My books are arranged my way. No more Dewey Decimal System or Library of Congress classification for me. I once hired a professional librarian who organized my books in a way I could not understand. She broke up multivolume sets that went together; she removed dust jackets, making location of a book by cover impossible. She patiently explained that only I could find things but that with a card catalogue, anyone who came into the library could find books.
Mine was not a public library, so I paid the librarian for her work and rearranged everything into these sections: All reference works are closest to my table. Autographed books and rare books (Philippine imprints published before 1950) are in glass-faced cabinets in a walk-in closet. Art books are together. Books on food are together. Books on ceramics are together. Everything else is arranged chronologically by historical period—prehistoric Philippines, Spanish-period Philippines, Propaganda Movement, Philippine Revolution, Philippine-American War, American period, Japanese period, postwar period—and arranged by subsets by president from Manuel Roxas to Noynoy Aquino.
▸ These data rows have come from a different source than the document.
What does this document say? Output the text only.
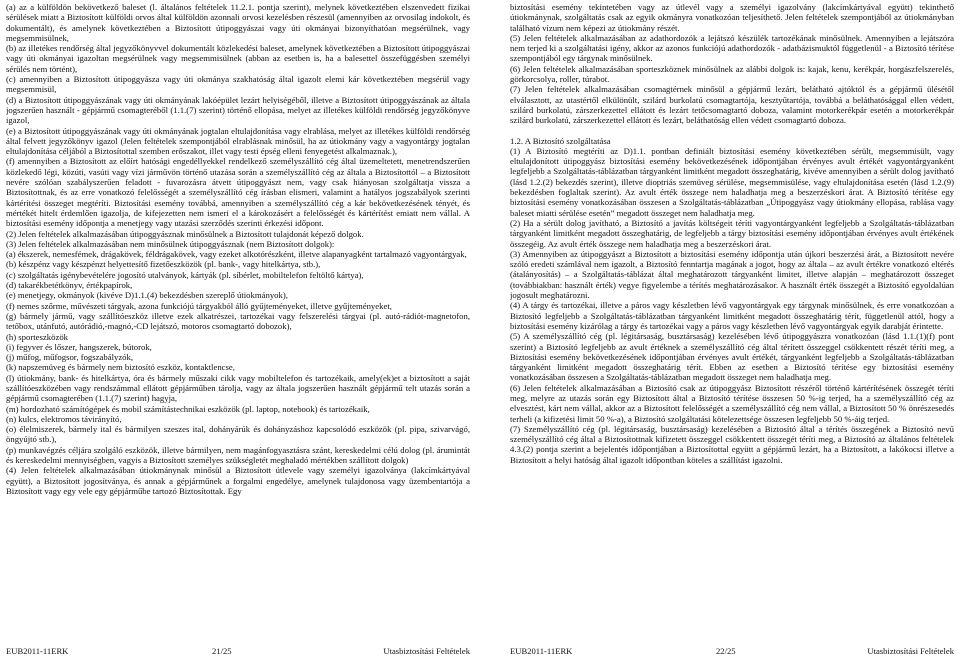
(a) az a külföldön bekövetkező baleset (l. általános feltételek 11.2.1. pontja szerint), melynek következtében elszenvedett fizikai sérülések miatt a Biztosított külföldi orvos által külföldön azonnali orvosi kezelésben részesül (amennyiben az orvosilag indokolt, és dokumentált), és amelynek következtében a Biztosított útipoggyászai vagy úti okmányai bizonyíthatóan megsérülnek, vagy megsemmisülnek,

(b) az illetékes rendőrség által jegyzőkönyvvel dokumentált közlekedési baleset, amelynek következtében a Biztosított útipoggyászai vagy úti okmányai igazoltan megsérülnek vagy megsemmisülnek (abban az esetben is, ha a balesettel összefüggésben személyi sérülés nem történt),

(c) amennyiben a Biztosított útipoggyásza vagy úti okmánya szakhatóság által igazolt elemi kár következtében megsérül vagy megsemmisül,

(d) a Biztosított útipoggyászának vagy úti okmányának lakóépület lezárt helyiségéből, illetve a Biztosított útipoggyászának az általa jogszerűen használt - gépjármű csomagteréből (1.1.(7) szerint) történő ellopása, melyet az illetékes külföldi rendőrség jegyzőkönyve igazol,

(e) a Biztosított útipoggyászának vagy úti okmányának jogtalan eltulajdonítása vagy elrablása, melyet az illetékes külföldi rendőrség által felvett jegyzőkönyv igazol (Jelen feltételek szempontjából elrablásnak minősül, ha az útiokmány vagy a vagyontárgy jogtalan eltulajdonítása céljából a Biztosítottal szemben erőszakot, illet vagy testi épség elleni fenyegetést alkalmaznak.),

(f) amennyiben a Biztosított az előírt hatósági engedéllyekkel rendelkező személyszállító cég által üzemeltetett, menetrendszerűen közlekedő légi, közúti, vasúti vagy vízi járművön történő utazása során a személyszállító cég az általa a Biztosítottól – a Biztosított nevére szólóan szabályszerűen feladott - fuvarozásra átvett útipoggyászt nem, vagy csak hiányosan szolgáltatja vissza a Biztosítottnak, és az erre vonatkozó felelősségét a személyszállító cég írásban elismeri, valamint a hatályos jogszabályok szerinti kártérítési összeget megtéríti. Biztosítási esemény továbbá, amennyiben a személyszállító cég a kár bekövetkezésének tényét, és mértékét hitelt érdemlően igazolja, de kifejezetten nem ismeri el a károkozásért a felelősségét és kártérítést emiatt nem vállal. A biztosítási esemény időpontja a menetjegy vagy utazási szerződés szerinti érkezési időpont.

(2) Jelen feltételek alkalmazásában útipoggyásznak minősülnek a Biztosított tulajdonát képező dolgok.

(3) Jelen feltételek alkalmazásában nem minősülnek útipoggyásznak (nem Biztosított dolgok):

(a) ékszerek, nemesfémek, drágakövek, féldrágakövek, vagy ezeket alkotórészként, illetve alapanyagként tartalmazó vagyontárgyak,

(b) készpénz vagy készpénzt helyettesítő fizetőeszközök (pl. bank-, vagy hitelkártya, stb.),

(c) szolgáltatás igénybevételére jogosító utalványok, kártyák (pl. síbérlet, mobiltelefon feltöltő kártya),

(d) takarékbetétkönyv, értékpapírok,

(e) menetjegy, okmányok (kivéve D)1.1.(4) bekezdésben szereplő útiokmányok),

(f) nemes szőrme, művészeti tárgyak, azona funkciójú tárgyakból álló gyűjteményeket, illetve gyűjteményeket,

(g) bármely jármű, vagy szállítóeszköz illetve ezek alkatrészei, tartozékai vagy felszerelési tárgyai (pl. autó-rádiót-magnetofon, tetőbox, utánfutó, autórádió,-magnó,-CD lejátszó, motoros csomagtartó dobozok),

(h) sporteszközök

(i) fegyver és lőszer, hangszerek, bútorok,

(j) műfog, műfogsor, fogszabályzók,

(k) napszemüveg és bármely nem biztosító eszköz, kontaktlencse,

(l) útiokmány, bank- és hitelkártya, óra és bármely műszaki cikk vagy mobiltelefon és tartozékaik, amely(ek)et a biztosított a saját szállítóeszközében vagy rendszámmal ellátott gépjárműben tárolja, vagy az általa jogszerűen használt gépjármű telt utazás során a gépjármű csomagterében (1.1.(7) szerint) hagyja,

(m) hordozható számítógépek és mobil számítástechnikai eszközök (pl. laptop, notebook) és tartozékaik,

(n) kulcs, elektromos távirányító,

(o) élelmiszerek, bármely ital és bármilyen szeszes ital, dohányárúk és dohányzáshoz kapcsolódó eszközök (pl. pipa, szivarvágó, öngyújtó stb.),

(p) munkavégzés céljára szolgáló eszközök, illetve bármilyen, nem magánfogyasztásra szánt, kereskedelmi célú dolog (pl. árumintát és kereskedelmi mennyiségben, vagyis a Biztosított személyes szükségletét meghaladó mértékben szállított dolgok)

(4) Jelen feltételek alkalmazásában útiokmánynak minősül a Biztosított útlevele vagy személyi igazolványa (lakcímkártyával együtt), a Biztosított jogosítványa, és annak a gépjárműnek a forgalmi engedélye, amelynek tulajdonosa vagy üzembentartója a Biztosított vagy egy vele egy gépjárműbe tartozó Biztosítottak. Egy

EUB2011-11ERK	21/25	Utasbiztosítási Feltételek

biztosítási esemény tekintetében vagy az útlevél vagy a személyi igazolvány (lakcímkártyával együtt) tekinthető útiokmánynak, szolgáltatás csak az egyik okmányra vonatkozóan teljesíthető. Jelen feltételek szempontjából az útiokmányban található vízum nem képezi az útiokmány részét.

(5) Jelen feltételek alkalmazásában az adathordozók a lejátszó készülék tartozékának minősülnek. Amennyiben a lejátszóra nem terjed ki a szolgáltatási igény, akkor az azonos funkciójú adathordozók - adatbázismuktól függetlenül - a Biztosító térítése szempontjából egy tárgynak minősülnek.

(6) Jelen feltételek alkalmazásában sporteszköznek minősülnek az alábbi dolgok is: kajak, kenu, kerékpár, horgászfelszerelés, görkorcsolya, roller, túrabot.

(7) Jelen feltételek alkalmazásában csomagtérnek minősül a gépjármű lezárt, belátható ajtóktól és a gépjármű ülésétől elválasztott, az utastértől elkülönült, szilárd burkolatú csomagtartója, kesztyűtartója, továbbá a beláthatósággal ellen védett, szilárd burkolatú, zárszerkezettel ellátott és lezárt tetőcsomagtartó doboza, valamint motorkerékpár esetén a motorkerékpár szilárd burkolatú, zárszerkezettel ellátott és lezárt, beláthatóság ellen védett csomagtartó doboza.

1.2. A Biztosító szolgáltatása

(1) A Biztosító megtéríti az D)1.1. pontban definiált biztosítási esemény következtében sérült, megsemmisült, vagy eltulajdonított útipoggyász biztosítási esemény bekövetkezésének időpontjában érvényes avult értékét vagyontárgyanként legfeljebb a Szolgáltatás-táblázatban tárgyanként limitként megadott összeghatárig, kivéve amennyiben a sérült dolog javítható (lásd 1.2.(2) bekezdés szerint), illetve dioptriás szemüveg sérülése, megsemmisülése, vagy eltulajdonítása esetén (lásd 1.2.(9) bekezdésben foglaltak szerint). Az avult érték összege nem haladhatja meg a beszerzéskori árat. A Biztosító térítése egy biztosítási esemény vonatkozásában összesen a Szolgáltatás-táblázatban „Útipoggyász vagy útiokmány ellopása, rablása vagy baleset miatti sérülése esetén” megadott összeget nem haladhatja meg.

(2) Ha a sérült dolog javítható, a Biztosító a javítás költségeit téríti vagyontárgyanként legfeljebb a Szolgáltatás-táblázatban tárgyanként limitként megadott összeghatárig, de legfeljebb a tárgy biztosítási esemény időpontjában érvényes avult értékének összegéig. Az avult érték összege nem haladhatja meg a beszerzéskori árat.

(3) Amennyiben az útipoggyászt a Biztosított a biztosítási esemény időpontja után újkori beszerzési árát, a Biztosított nevére szóló eredeti számlával nem igazolt, a Biztosító fenntartja magának a jogot, hogy az általa – az avult értékre vonatkozó eltérés (átalányosítás) – a Szolgáltatás-táblázat által meghatározott tárgyanként limitet, illetve alapján – meghatározott összeget (továbbiakban: használt érték) vegye figyelembe a térítés meghatározásakor. A használt érték összegét a Biztosító egyoldalúan jogosult meghatározni.

(4) A tárgy és tartozékai, illetve a páros vagy készletben lévő vagyontárgyak egy tárgynak minősülnek, és erre vonatkozóan a Biztosító legfeljebb a Szolgáltatás-táblázatban tárgyanként limitként megadott összeghatárig térít, függetlenül attól, hogy a biztosítási esemény kizárólag a tárgy és tartozékai vagy a páros vagy készletben lévő vagyontárgyak egyik darabját érintette.

(5) A személyszállító cég (pl. légitársaság, busztársaság) kezelésében lévő útipoggyászra vonatkozóan (lásd 1.1.(1)(f) pont szerint) a Biztosító legfeljebb az avult értéknek a személyszállító cég által térített összeggel csökkentett részét téríti meg, a Biztosítási esemény bekövetkezésének időpontjában érvényes avult értékét, tárgyanként legfeljebb a Szolgáltatás-táblázatban tárgyanként limitként megadott összeghatárig térít. Ebben az esetben a Biztosító térítése egy biztosítási esemény vonatkozásában összesen a Szolgáltatás-táblázatban megadott összeget nem haladhatja meg.

(6) Jelen feltételek alkalmazásában a Biztosító csak az útipoggyász Biztosított részéről történő kártérítésének összegét téríti meg, melyre az utazás során egy Biztosított által a Biztosító térítése összesen 50 %-ig terjed, ha a személyszállító cég az elvesztést, kárt nem vállal, akkor az a Biztosított felelősségét a személyszállító cég nem vállal, a Biztosított 50 % önrészesedés terheli (a kifizetési limit 50 %-a), a Biztosító szolgáltatási kötelezettsége összesen legfeljebb 50 %-áig terjed.

(7) Személyszállító cég (pl. légitársaság, busztársaság) kezelésében a Biztosító által a térítés összegének a Biztosító nevű személyszállító cég által a Biztosítottnak kifizetett összeggel csökkentett összegét téríti meg, a Biztosító az általános feltételek 4.3.(2) pontja szerint a bejelentés időpontjában a Biztosítottal együtt a gépjármű lezárt, ha a Biztosított, a lakókocsi illetve a Biztosított a helyi hatóság által igazolt időpontban köteles a szállítást igazolni.

EUB2011-11ERK	22/25	Utasbiztosítási Feltételek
The most drastic book classification was done once when I was abroad: My well-meaning mother and three maids arranged the books neatly by size and color. I must admit it looked very impressive and organized, but I was unable to write for months, getting me so frustrated that I pushed all the books off the shelves and slowly reorganized them into my personal and eccentric system. We all know that Thomas Jefferson’s library formed the nucleus of the US Library of Congress, but if he were to visit that library today he would be confounded by the number of books and the classification system so different from his own.
I have heard people say, Show me who your friends are or show me what you eat and I will tell you who you are. We can expand this and say, Show me how you organize your books and I will tell you who you are. This explains why in the Philippines we wrap books to preserve them, but in Japan they cover books for privacy because others should not know what you read in public.